Doses studied · routes · the fading signal

Kisspeptin dosage in the literature: what was given, to whom, by which route.

Research-context only — every figure reported as a studied dose in a named population by a named route, never as a recommendation.

The short version

This page describes kisspeptin dosage the way the studies describe it — as research protocols, not advice. No number here is a recommendation, and there is no human-use instruction anywhere on this site. Two facts shape everything. First, the two main forms clear at very different speeds: kisspeptin-10 lasts only about four minutes in the blood, while kisspeptin-54 lasts around half an hour, so the longer form sustains its effect. Second — and this is the heart of it — giving kisspeptin continuously or at high doses makes the effect fade within days, because the receptor desensitizes (tachyphylaxis). That is why researchers care so much about how it is delivered: a brief, well-spaced pulse behaves very differently from a steady drip. The doses below are written only as 'studied at X in this group by this route.'

Kisspeptin dosage — the studied protocols

Across the human record, kisspeptin dosage has been explored by four routes — intravenous bolus, continuous IV infusion, subcutaneous injection and, most recently, intranasal spray. Reported as studied doses only:

  • Kisspeptin-54, IV infusion, healthy men: 4 pmol/kg/min over 90 min — the early HPG-axis study [8].
  • Kisspeptin-10, IV, healthy men: 0.3–1.0 µg/kg bolus; continuous infusion 1.5 µg/kg/h [3].
  • Kisspeptin-54, IV infusion, hypothalamic amenorrhea: 0.01–1.00 nmol/kg/h [4].
  • Kisspeptin-54, SC bolus, IVF oocyte-maturation trigger: 3.2–12.8 nmol/kg, with the highest live-birth rate at 9.6 nmol/kg [5].
  • Kisspeptin-54, intranasal, healthy men and women and amenorrhea: 12.8 nmol/kg primary dose [6].

Every one of these is a supervised research protocol in a defined population, not a self-administered dose.

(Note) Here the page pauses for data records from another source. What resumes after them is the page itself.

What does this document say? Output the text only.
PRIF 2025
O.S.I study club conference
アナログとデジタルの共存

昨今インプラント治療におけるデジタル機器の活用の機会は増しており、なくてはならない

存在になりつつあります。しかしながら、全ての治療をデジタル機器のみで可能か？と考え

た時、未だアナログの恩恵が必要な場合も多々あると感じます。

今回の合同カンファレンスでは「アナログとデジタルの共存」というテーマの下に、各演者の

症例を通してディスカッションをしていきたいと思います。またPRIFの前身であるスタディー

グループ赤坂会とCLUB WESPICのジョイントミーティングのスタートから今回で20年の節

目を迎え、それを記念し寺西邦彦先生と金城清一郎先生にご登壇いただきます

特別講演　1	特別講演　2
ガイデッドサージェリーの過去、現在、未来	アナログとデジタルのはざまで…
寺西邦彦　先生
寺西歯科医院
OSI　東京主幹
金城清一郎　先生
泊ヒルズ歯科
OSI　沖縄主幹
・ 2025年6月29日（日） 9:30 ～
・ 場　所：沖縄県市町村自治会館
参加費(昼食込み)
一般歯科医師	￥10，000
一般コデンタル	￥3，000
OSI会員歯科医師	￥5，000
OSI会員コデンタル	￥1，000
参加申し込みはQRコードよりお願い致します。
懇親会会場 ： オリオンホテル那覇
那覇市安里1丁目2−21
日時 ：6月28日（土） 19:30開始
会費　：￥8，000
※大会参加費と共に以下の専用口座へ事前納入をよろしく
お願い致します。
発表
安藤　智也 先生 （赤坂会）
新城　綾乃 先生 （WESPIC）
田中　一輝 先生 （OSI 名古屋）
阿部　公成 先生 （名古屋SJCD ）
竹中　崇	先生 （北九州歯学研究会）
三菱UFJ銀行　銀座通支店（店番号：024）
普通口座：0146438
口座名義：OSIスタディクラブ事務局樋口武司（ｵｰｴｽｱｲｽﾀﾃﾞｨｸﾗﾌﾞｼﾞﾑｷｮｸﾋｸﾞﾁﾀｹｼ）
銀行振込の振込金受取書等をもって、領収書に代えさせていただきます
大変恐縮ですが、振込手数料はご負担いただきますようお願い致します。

Kisspeptin half life — the short flare and the long burn

The kisspeptin half life splits the two isoforms cleanly. Kisspeptin-10 has a functional plasma half-life of roughly 4 minutes in humans — plasma peptidases clear the short fragment quickly, so its signal is a brief, sharp flare [3]. Kisspeptin-54 lasts far longer: its measured human half-life is 27.6 ± 1.1 minutes [8]. The larger fifty-four-residue peptide resists endopeptidase cleavage better, which is why it reaches higher peak levels and sustains LH release longer at equimolar doses — a difference that mechanistic work has attributed directly to that greater enzymatic resistance [11]. The short half-life of kisspeptin-10 is not only a limitation: it may help preserve receptor sensitivity under well-spaced or pulsatile protocols, because the signal is not held on long enough to tire the receptor.

Why continuous dosing defeats itself: tachyphylaxis

The defining feature of kisspeptin dosing is that more is not better. Chronic twice-daily subcutaneous kisspeptin-54 in women with hypothalamic amenorrhea caused marked tachyphylaxis: the acute LH increment of about 24 IU/L on day 1 fell to roughly 2.5 IU/L by the fourteenth injection day [10]. High-dose continuous IV infusion (1.0 nmol/kg/h) likewise showed desensitization during the infusion [4]. The lesson is consistent across routes: sustained or frequent KISS1R activation downregulates the receptor, so the bolus-versus-continuous distinction is central, and pushing dose or duration tends to blunt the response rather than sustain it [10].

The investigational compound TAK-683, a metastin (kisspeptin) analogue, made the point in the opposite direction by design: in double-blind studies in healthy men, continuous dosing suppressed testosterone below castrate levels in most subjects — a demonstration that continuous kisspeptin-receptor agonism desensitizes the axis rather than driving it [12].

Kisspeptin nasal spray — the non-invasive route

The kisspeptin nasal spray is the newest delivery story. In the 2025 study, intranasal kisspeptin-54 at a 12.8 nmol/kg primary dose rapidly stimulated LH release across healthy men, healthy women and women with hypothalamic amenorrhea, with no adverse events reported, and the nasal-spray formulation was stable up to 60 days at 4 °C [6]. It is the first clinical demonstration that kisspeptin can work without a needle — a meaningful step for a peptide whose research has otherwise leaned on IV and subcutaneous routes. It remains an investigational protocol, not a product, and no human-use dose is recommended here.